Aç gözlü patronların yeni talebi: Ucuz ama mümkünse daha ucuz işçi

Patronlar, sermayenin dostu AKP iktidarından yabancı işçiye vize istedi. Hiç sıkılmadan fiiliyatta bunun örneklerinin görüldüğünü ifade eden işverenler, bu durumun yasal zemine oturtulmasını talep etti.

Bir yandan güvencesiz, kısmi süreli ve sendikasız çalışma ve kazanılmış pek çok hakkın gaspıyla kölelik koşullarında çalıştırılmaya mahkûm edilen ve işsizlik ile terbiye edilmeye çalışılan emekçiler öte yanda gözü doymayan patronlar. Kapitalizme içkin olan bu tablo rekabet arttıkça, kapitalizmin krizi derinleştikçe gün yüzüne çıkıyor.

Patronlar, zaten sermayenin çıkarları doğrultusunda giderek yaygınlaşan ve derinleşen işsizlik problemini ve istihdam sorununu kıdem tazminatının fona devri, özel istihdam büroları, yeni esnek çalışma biçimleri, bölgesel asgari ücret, taşeron sisteminin kolaylaştırılması gibi piyasa ekonomisinin araçlarıyla “çözme” niyetinde olan AKP iktidarından yeni bir talepte bulundu.

Misafir işçi getirelim mi?
Buna göre maden, turizm, tekstil, denizcilik ve gıda gibi sektörlerde çalıştırılacak vasıfsız elemanı Türkiye’de bulamadıklarını ileri süren sanayiciler, “üretimin yoğun olduğu dönemlerde” çalıştırmak üzere yurtdışından misafir işçi getirmek için hükümetten izin istedi.

Türkiye genelinde hizmet sektörü dışında bazı organize sanayi bölgelerinde de yabancı işçi çalıştırıldığını ifade eden sanayiciler, bu durumun yasal zemine oturtulmasıyla ihtiyaç duyulan alanlarda da bunun nitelikli işgücü ihtiyacını da kapatabileceğini ifade ettiler. Ekonomi Bakanı Zafer Çağlayan’dan destek isteyen sanayiciler, belli sektörlerdeki nitelikli eleman sorununun bölgesel çapta yatırımları engellediğini de öne sürdüler.

Denizli Sanayi Odası’nda Müjdat Keçeci, T.Otelciler Federasyonu’ndan Mehmet İşler, Ege Maden İhr. Birliği’nden Arslan Erdinç’in Dünya Gazete’sine verdiği röportajda zaten fiiliyatta var olan bu durumun, rekabetçi üretim için gerekli olduğunu iddia ettiler.

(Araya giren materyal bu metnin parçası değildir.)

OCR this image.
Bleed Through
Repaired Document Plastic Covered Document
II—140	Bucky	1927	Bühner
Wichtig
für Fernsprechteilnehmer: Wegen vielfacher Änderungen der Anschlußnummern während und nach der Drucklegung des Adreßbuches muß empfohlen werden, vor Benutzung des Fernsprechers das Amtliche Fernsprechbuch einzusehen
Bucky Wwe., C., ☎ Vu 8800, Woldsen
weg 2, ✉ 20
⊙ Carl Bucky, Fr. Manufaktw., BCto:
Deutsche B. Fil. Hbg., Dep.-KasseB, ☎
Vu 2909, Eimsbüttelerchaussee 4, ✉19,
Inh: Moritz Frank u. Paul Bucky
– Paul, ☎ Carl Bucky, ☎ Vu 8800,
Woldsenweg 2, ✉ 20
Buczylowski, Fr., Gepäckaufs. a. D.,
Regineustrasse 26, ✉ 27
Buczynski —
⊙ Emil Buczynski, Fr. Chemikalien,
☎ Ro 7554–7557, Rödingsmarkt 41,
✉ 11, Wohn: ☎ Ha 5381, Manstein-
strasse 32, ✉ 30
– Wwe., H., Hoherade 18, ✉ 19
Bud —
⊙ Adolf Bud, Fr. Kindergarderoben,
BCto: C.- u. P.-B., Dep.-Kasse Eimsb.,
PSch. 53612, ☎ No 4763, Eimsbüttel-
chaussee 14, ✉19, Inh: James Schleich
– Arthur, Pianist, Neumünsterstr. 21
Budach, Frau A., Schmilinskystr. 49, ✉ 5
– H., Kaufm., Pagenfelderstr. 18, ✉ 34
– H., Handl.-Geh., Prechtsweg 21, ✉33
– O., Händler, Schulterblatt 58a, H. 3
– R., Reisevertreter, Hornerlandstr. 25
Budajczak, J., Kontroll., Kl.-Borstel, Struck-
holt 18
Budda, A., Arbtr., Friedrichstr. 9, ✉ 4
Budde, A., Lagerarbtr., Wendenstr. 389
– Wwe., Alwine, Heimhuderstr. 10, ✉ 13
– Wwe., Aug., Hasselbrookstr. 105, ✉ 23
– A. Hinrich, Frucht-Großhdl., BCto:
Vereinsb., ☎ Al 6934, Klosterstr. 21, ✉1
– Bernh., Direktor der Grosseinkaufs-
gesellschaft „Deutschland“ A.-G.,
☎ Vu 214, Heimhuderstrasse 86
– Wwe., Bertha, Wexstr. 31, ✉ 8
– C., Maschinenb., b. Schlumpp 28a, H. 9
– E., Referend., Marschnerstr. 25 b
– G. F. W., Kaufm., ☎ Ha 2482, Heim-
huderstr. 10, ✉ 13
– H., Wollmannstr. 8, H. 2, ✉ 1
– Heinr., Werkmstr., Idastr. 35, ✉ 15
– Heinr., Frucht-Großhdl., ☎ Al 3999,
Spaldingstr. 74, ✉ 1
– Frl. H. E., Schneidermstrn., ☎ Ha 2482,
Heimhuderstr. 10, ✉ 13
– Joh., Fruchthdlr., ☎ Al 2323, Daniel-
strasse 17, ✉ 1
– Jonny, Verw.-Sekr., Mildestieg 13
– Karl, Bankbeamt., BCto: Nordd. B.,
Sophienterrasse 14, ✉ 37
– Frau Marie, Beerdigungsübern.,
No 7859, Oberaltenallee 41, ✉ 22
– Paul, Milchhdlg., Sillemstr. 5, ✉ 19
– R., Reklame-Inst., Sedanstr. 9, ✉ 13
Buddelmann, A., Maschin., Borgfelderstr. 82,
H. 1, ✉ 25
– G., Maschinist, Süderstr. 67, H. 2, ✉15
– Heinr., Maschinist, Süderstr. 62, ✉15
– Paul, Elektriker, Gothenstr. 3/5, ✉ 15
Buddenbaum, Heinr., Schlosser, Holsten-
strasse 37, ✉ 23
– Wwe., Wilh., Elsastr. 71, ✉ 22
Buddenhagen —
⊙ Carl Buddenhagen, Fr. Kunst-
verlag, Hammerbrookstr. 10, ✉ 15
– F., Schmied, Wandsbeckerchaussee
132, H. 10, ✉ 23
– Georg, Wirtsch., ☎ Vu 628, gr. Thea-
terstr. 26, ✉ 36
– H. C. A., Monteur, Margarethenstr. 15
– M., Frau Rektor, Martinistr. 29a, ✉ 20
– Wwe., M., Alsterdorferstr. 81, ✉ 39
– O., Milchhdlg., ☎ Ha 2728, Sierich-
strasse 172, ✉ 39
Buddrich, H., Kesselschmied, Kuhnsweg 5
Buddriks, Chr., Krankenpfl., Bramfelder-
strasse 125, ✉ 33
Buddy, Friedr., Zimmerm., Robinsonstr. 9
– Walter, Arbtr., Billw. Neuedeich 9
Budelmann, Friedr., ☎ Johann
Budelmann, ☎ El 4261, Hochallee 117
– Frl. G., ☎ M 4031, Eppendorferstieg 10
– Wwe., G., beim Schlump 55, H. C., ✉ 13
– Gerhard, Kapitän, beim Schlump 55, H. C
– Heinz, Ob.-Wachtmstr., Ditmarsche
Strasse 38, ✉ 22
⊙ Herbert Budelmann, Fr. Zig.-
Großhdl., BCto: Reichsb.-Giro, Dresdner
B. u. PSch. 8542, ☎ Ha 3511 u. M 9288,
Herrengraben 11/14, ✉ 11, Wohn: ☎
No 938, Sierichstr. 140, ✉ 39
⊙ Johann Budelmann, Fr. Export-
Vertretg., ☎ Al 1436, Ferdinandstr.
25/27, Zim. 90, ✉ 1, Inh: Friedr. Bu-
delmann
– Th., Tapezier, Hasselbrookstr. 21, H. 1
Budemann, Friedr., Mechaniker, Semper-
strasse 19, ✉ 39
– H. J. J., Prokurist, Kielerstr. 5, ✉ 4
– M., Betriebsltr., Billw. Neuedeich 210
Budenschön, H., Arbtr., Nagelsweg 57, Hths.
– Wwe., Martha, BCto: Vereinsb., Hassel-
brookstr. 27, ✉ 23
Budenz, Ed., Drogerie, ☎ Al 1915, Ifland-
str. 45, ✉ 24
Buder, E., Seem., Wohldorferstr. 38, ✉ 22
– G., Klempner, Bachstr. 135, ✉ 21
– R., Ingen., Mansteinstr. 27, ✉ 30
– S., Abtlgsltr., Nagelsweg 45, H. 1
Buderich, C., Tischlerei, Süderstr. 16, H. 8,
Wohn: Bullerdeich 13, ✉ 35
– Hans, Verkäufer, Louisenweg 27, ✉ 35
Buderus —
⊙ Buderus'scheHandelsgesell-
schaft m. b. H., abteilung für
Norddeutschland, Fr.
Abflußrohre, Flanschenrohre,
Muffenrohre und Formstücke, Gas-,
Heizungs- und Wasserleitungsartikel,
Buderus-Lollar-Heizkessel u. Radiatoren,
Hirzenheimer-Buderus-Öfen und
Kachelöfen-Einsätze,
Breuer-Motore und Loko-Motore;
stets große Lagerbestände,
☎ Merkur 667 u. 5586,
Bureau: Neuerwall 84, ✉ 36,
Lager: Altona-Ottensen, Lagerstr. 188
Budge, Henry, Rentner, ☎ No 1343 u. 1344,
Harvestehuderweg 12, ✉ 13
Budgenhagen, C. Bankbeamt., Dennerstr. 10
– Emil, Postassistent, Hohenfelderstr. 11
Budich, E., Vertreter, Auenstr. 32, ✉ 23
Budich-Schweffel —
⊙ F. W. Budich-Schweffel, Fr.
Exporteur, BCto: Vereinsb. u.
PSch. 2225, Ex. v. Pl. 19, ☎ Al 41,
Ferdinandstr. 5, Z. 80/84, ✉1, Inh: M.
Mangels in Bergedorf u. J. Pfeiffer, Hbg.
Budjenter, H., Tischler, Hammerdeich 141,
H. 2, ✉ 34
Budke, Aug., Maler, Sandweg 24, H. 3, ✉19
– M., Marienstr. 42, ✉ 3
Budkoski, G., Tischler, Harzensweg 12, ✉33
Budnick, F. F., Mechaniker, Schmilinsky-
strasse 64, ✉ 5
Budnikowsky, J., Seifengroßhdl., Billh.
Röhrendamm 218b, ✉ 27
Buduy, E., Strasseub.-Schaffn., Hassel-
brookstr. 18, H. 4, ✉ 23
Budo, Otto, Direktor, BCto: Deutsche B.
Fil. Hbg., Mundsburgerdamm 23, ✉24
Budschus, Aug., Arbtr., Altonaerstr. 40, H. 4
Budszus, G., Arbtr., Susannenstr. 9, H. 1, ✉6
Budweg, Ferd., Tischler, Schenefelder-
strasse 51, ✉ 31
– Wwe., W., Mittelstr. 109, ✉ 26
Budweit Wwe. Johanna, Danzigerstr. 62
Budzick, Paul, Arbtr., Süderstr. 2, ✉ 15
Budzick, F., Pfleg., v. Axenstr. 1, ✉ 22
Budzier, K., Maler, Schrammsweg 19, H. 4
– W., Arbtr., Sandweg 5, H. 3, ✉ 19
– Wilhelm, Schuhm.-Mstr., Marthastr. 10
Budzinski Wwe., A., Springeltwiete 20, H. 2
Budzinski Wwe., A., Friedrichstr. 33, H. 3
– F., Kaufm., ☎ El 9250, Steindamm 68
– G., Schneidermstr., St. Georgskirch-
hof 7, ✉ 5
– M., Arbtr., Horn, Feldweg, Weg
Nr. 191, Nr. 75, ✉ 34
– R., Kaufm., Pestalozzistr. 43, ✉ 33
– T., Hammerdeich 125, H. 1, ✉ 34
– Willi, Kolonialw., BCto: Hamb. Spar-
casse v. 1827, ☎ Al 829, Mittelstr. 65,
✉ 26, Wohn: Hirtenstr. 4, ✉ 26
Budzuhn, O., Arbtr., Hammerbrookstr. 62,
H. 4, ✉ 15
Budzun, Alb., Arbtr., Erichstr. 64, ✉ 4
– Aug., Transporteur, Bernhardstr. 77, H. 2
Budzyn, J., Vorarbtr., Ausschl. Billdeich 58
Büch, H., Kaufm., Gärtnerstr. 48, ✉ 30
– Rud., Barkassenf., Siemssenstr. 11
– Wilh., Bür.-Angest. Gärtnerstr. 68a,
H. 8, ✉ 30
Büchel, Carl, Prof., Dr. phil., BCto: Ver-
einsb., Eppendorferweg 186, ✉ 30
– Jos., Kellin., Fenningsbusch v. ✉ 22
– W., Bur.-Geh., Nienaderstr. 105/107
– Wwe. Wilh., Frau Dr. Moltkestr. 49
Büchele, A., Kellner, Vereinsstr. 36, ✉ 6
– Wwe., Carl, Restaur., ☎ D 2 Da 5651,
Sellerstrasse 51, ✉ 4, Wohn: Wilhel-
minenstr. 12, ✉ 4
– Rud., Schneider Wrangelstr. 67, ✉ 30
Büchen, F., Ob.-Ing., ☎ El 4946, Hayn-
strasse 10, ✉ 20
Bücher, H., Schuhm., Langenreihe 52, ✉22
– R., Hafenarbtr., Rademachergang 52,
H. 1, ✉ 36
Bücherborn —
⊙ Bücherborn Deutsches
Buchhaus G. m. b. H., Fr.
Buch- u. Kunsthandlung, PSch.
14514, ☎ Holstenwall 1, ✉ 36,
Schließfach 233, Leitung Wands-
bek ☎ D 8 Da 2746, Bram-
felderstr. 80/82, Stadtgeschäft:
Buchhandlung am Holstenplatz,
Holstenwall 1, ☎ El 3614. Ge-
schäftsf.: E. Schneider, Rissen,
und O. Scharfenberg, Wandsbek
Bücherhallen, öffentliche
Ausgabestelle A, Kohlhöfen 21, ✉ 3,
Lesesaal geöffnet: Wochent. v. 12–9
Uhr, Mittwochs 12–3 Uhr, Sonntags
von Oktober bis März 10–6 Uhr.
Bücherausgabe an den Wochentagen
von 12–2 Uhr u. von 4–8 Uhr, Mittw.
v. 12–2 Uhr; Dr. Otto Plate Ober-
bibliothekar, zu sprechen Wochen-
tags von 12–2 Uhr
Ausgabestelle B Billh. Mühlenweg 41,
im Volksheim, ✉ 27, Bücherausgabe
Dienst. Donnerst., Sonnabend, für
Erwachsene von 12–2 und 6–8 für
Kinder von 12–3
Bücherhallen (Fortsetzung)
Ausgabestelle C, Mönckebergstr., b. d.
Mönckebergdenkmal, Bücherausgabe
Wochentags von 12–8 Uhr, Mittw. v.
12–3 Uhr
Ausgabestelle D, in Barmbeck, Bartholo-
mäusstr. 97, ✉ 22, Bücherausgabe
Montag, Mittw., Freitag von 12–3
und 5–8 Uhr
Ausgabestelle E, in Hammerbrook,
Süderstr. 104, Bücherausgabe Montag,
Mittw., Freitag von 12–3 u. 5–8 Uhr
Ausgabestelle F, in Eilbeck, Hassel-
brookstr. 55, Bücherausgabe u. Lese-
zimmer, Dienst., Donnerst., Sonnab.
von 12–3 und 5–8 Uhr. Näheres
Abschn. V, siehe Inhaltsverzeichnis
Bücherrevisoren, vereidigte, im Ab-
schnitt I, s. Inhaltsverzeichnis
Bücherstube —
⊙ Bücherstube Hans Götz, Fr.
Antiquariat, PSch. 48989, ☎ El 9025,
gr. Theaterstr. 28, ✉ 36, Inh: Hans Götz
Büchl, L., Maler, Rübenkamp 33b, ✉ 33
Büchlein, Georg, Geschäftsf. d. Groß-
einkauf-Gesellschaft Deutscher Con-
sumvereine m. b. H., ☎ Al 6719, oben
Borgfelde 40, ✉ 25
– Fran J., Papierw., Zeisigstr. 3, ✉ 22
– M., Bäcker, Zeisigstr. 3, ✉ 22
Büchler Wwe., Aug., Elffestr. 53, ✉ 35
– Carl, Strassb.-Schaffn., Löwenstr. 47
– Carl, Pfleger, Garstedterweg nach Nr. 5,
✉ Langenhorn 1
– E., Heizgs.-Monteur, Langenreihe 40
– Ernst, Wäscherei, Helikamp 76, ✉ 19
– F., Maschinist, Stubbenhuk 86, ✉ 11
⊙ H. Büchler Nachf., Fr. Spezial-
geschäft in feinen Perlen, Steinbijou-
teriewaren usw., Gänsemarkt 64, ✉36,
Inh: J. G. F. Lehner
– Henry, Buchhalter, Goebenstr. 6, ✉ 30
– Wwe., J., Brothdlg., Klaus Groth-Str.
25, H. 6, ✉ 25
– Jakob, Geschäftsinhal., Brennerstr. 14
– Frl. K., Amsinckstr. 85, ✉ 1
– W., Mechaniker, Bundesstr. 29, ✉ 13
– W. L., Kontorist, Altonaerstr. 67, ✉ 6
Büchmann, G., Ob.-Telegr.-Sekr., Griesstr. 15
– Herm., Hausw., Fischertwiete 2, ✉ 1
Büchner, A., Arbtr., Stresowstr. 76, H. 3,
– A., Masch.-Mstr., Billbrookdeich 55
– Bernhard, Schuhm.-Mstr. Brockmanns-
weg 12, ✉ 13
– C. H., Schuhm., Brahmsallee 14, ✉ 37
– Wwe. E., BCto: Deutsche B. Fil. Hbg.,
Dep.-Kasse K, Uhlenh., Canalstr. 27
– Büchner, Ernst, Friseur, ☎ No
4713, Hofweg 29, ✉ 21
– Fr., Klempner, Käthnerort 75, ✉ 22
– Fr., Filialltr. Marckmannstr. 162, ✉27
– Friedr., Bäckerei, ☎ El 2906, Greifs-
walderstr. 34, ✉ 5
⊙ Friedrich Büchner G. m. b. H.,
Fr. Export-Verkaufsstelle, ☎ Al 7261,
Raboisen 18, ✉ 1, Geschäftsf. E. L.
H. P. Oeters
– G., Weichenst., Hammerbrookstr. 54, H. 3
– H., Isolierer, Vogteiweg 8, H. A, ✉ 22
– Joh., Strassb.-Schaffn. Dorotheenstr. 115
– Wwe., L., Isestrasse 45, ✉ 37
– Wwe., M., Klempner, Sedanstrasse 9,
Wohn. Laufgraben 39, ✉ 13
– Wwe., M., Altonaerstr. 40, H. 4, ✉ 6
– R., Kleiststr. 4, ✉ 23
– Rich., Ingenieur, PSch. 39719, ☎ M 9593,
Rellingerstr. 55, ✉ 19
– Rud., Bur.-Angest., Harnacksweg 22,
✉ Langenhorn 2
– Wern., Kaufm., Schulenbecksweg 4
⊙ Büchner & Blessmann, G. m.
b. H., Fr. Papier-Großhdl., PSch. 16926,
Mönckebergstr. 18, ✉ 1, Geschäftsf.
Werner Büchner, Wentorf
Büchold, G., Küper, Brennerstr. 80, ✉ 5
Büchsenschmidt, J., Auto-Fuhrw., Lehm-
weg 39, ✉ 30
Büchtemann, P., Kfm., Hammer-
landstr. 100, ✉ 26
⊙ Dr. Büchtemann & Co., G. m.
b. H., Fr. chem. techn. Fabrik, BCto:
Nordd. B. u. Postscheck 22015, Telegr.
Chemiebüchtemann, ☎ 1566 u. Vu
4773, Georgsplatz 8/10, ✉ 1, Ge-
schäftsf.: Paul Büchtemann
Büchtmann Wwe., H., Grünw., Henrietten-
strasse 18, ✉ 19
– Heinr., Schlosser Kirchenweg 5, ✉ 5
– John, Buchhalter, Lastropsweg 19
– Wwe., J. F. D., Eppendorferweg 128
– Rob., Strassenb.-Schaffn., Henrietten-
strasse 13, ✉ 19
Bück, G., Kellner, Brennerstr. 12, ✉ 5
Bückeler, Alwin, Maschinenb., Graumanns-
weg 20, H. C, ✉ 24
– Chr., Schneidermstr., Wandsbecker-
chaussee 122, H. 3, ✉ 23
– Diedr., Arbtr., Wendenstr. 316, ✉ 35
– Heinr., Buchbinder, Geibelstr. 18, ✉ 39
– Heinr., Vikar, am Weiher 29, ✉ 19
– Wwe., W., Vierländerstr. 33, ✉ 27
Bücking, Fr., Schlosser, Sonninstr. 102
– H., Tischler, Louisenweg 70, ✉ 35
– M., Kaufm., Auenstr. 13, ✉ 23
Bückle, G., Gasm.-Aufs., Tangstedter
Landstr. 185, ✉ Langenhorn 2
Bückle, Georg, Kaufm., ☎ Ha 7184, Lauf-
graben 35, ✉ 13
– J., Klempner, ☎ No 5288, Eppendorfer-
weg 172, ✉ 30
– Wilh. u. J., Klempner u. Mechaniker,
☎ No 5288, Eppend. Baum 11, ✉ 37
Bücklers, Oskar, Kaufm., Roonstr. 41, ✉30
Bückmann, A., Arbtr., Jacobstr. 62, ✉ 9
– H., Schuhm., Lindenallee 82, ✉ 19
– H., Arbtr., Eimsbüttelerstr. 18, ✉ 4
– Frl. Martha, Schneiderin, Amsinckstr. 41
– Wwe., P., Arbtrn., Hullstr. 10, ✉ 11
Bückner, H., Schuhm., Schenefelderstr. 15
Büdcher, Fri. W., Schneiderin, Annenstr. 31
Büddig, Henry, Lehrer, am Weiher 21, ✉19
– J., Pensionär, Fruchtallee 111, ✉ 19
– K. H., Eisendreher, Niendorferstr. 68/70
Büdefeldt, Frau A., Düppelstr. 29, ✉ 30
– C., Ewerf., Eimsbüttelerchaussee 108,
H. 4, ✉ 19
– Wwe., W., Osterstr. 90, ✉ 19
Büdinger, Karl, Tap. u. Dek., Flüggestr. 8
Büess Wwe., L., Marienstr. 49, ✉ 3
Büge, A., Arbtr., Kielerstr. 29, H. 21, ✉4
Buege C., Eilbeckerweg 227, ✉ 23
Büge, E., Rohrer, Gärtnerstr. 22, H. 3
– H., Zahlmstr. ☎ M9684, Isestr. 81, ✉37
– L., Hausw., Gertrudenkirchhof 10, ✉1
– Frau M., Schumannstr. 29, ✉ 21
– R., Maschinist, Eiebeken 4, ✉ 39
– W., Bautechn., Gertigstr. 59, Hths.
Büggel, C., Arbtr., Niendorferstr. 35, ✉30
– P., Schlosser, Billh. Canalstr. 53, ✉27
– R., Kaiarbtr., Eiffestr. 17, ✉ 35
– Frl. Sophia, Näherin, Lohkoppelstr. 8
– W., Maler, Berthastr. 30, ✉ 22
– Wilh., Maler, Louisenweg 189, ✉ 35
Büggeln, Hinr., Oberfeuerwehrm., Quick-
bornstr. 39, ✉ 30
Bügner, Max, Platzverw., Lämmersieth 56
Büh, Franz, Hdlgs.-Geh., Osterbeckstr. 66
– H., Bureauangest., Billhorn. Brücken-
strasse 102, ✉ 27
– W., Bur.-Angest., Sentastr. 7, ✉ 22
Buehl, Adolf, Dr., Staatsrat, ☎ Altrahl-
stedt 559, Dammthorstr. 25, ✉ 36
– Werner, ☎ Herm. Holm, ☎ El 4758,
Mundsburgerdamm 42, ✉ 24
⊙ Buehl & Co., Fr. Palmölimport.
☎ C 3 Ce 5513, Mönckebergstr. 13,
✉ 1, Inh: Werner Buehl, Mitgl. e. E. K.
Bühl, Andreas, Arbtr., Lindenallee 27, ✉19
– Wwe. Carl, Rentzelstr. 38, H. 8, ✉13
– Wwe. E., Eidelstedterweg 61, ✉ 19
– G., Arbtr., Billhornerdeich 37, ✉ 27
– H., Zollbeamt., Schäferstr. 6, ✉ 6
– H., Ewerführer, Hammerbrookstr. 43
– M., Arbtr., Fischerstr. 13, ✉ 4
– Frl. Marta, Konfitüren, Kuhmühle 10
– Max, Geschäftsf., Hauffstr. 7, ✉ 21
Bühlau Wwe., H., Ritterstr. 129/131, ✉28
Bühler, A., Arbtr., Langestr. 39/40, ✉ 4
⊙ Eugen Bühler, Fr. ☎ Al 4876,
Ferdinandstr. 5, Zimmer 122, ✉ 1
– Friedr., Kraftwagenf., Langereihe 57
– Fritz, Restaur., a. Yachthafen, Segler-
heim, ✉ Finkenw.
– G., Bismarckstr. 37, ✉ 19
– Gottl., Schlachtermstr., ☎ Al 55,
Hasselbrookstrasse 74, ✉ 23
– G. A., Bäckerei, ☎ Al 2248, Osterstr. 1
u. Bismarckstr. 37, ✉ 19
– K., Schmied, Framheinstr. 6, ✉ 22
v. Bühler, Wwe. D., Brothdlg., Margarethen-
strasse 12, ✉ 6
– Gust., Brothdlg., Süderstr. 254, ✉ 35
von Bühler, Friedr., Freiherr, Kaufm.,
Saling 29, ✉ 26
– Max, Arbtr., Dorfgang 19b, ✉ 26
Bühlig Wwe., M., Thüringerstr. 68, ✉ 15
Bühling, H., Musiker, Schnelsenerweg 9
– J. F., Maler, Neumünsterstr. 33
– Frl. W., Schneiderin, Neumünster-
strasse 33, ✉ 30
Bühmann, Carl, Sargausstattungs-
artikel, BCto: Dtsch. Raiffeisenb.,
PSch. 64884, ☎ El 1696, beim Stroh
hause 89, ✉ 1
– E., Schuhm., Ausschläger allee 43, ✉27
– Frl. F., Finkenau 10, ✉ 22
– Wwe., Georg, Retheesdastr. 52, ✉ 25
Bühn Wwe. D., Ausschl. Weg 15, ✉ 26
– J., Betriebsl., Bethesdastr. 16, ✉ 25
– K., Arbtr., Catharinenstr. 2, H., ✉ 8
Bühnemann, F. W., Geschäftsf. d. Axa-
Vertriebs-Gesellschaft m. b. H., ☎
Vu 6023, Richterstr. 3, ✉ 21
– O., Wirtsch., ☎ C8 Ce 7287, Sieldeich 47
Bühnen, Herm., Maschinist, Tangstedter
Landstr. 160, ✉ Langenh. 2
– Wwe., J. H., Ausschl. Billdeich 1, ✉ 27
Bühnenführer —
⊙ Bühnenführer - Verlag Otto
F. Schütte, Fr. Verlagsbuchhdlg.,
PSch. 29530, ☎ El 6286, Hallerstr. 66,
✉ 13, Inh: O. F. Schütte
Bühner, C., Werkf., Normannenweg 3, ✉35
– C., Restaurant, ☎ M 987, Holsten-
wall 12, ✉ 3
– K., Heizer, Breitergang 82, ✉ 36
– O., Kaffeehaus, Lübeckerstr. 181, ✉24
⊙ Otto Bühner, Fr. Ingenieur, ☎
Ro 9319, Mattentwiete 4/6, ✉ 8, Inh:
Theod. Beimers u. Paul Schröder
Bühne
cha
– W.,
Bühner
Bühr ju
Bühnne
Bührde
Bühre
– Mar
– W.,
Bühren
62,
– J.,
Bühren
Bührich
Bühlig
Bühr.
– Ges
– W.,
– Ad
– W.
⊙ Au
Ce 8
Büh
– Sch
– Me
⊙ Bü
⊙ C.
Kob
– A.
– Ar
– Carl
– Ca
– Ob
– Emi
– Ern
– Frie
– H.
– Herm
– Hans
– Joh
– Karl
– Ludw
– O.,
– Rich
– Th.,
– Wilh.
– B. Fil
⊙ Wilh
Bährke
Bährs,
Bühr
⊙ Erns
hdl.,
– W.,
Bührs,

Ucuz ama mümkünse daha ucuz işçi
Konuyla ilgili değerlendirme yapan Arslan Erdinç, “Eli ayağı tutsun yeter. Biz ona işi yarım saatte öğretiriz. Bu şekilde 5000 kişi gelsin bugün işbaşı yaptırırım” dedi.

Müjdat Keçeci ise, “Bazı sanayi bölgelerinde Gürcistan, Ermenistan, Azerbaycan ve Özbekistan gibi ülkelerden nitelikli eleman getirenler var. Sanayicilerimiz işçi açığının kapatılması için bizlere de başvuruda bulunuyor” dedi.

Keçeci’nin açık bir biçimde dile getirdiği gibi, başlangıçta yeterli vasıfsız personel olmadığı argümanıyla meşru kılınmak istenen bu talebin daha sonra “nitelikli eleman getirenler de var” tümcesine evrilmesi, aslında bunun tüm istihdamı kapsayacak şekilde genişlemesi arzusuna dayanıyor.

Resmi rakamlarla (ki gerçekte bu oranların üzerinde olan) yüzde 9 seviyesine ulaşan işsizlik ve yüzde 16.7 düzeyinde seyreden genç işsizlik oranlarına karşılık, işverenlerin çalıştıracak eleman bulamadıklarını iddia etmeleri ne doğru projeler üretilmemesinden ne de rasyonel olmayan ekonomik faktörlerden kaynaklıdır. Aksine kapitalist ekonominin kendi rasyonalitesine uygun olarak aç gözlü patronlar daha fazla sömürü daha fazla kâr denklemine uygun olarak ucuz ama mümkünse daha da ucuz işgücü talep etmekte.